Since 2004, the Beninese government has undertaken major work to revamp the public healthcare system by improving facilities, increasing health education, and introducing private sector care. However, despite this effort, the public healthcare system in Benin is poor, and expatriates living in Benin are advised to use the private medical system. However, the private system is usually only available in cities, and in some cases you are still recommended to travel outside the country for major treatments.
All expats living in Benin are advised to take out comprehensive private healthcare insurance that covers treatment in other countries, as this may be necessary. In addition, you are advised to stock up on any required prescription medicine before travelling to the country, as whilst living in Benin you will notice that the pharmacies are understocked with even the most common medicines.
Benin has had a free public school system since 2007, when it abolished school fees and opened up enrolment to all citizens. However, as French is the language of instruction and the public system is underfunded and overcrowded, most foreigners living in Benin send their children to private international schools instead.
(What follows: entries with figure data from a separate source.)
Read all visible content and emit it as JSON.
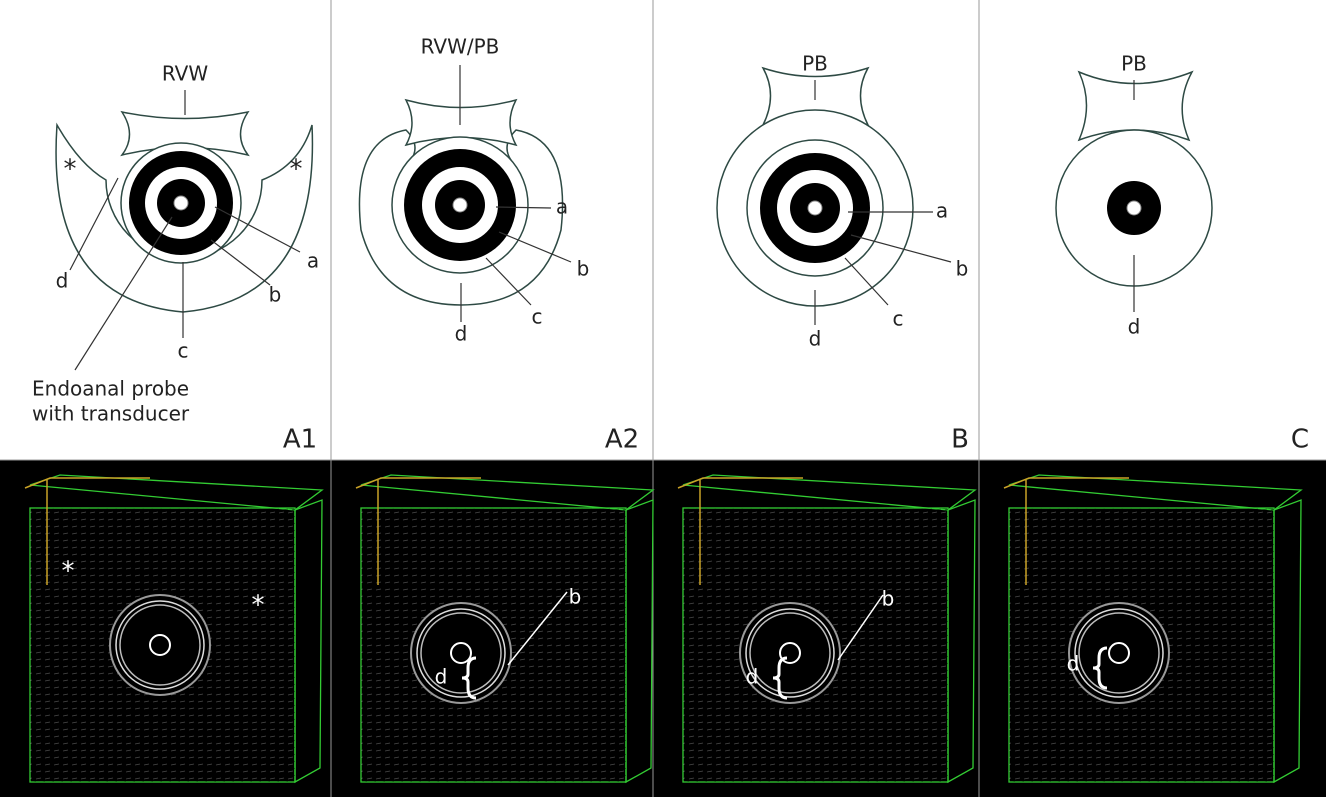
{
  "panels": [
    {
      "label": "A1",
      "top": {
        "title": "RVW",
        "letters": [
          "a",
          "b",
          "c",
          "d"
        ],
        "asterisks": [
          "*",
          "*"
        ],
        "note": [
          "Endoanal probe",
          "with transducer"
        ]
      },
      "image": {
        "labels": [
          "*",
          "*"
        ]
      }
    },
    {
      "label": "A2",
      "top": {
        "title": "RVW/PB",
        "letters": [
          "a",
          "b",
          "c",
          "d"
        ]
      },
      "image": {
        "labels": [
          "d",
          "b"
        ]
      }
    },
    {
      "label": "B",
      "top": {
        "title": "PB",
        "letters": [
          "a",
          "b",
          "c",
          "d"
        ]
      },
      "image": {
        "labels": [
          "d",
          "b"
        ]
      }
    },
    {
      "label": "C",
      "top": {
        "title": "PB",
        "letters": [
          "d"
        ]
      },
      "image": {
        "labels": [
          "d"
        ]
      }
    }
  ]
}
Benin currently has a handful of international schools, all of which are located in Cotonou, the largest city, including the International Christian School of Benin, QSI International School of Benin, and the Trinity Montessori School. Benin has one major university, the National University of Benin, which has ten different institutions spread out across the country, including The University of Parakou (UNIPAR) and The School of Applied Economics and Management (ENEAM).
As a developing country, Benin does not have a transportation network of the same size or standard as many western nations. Benin's road network has 6,787 km of highway, of which 1,357 km are paved, with the paved roads mainly located in the major cities and urban areas. If you are traveling to a remote rural location, expatriates are advised to drive a 4x4 as the roads can be treacherous; furthermore, in the wet seasons roads liable to flooding are sometimes unusable, even in the cities.
The railway network in Benin has 578 km (359 mi) of single track, 1,000 mm meter gauge railway. However, it does not have any direct links to other nations, even in the surrounding West African region. There is one international airport and one major seaport, both of which are located in Cotonou, the largest city in Benin.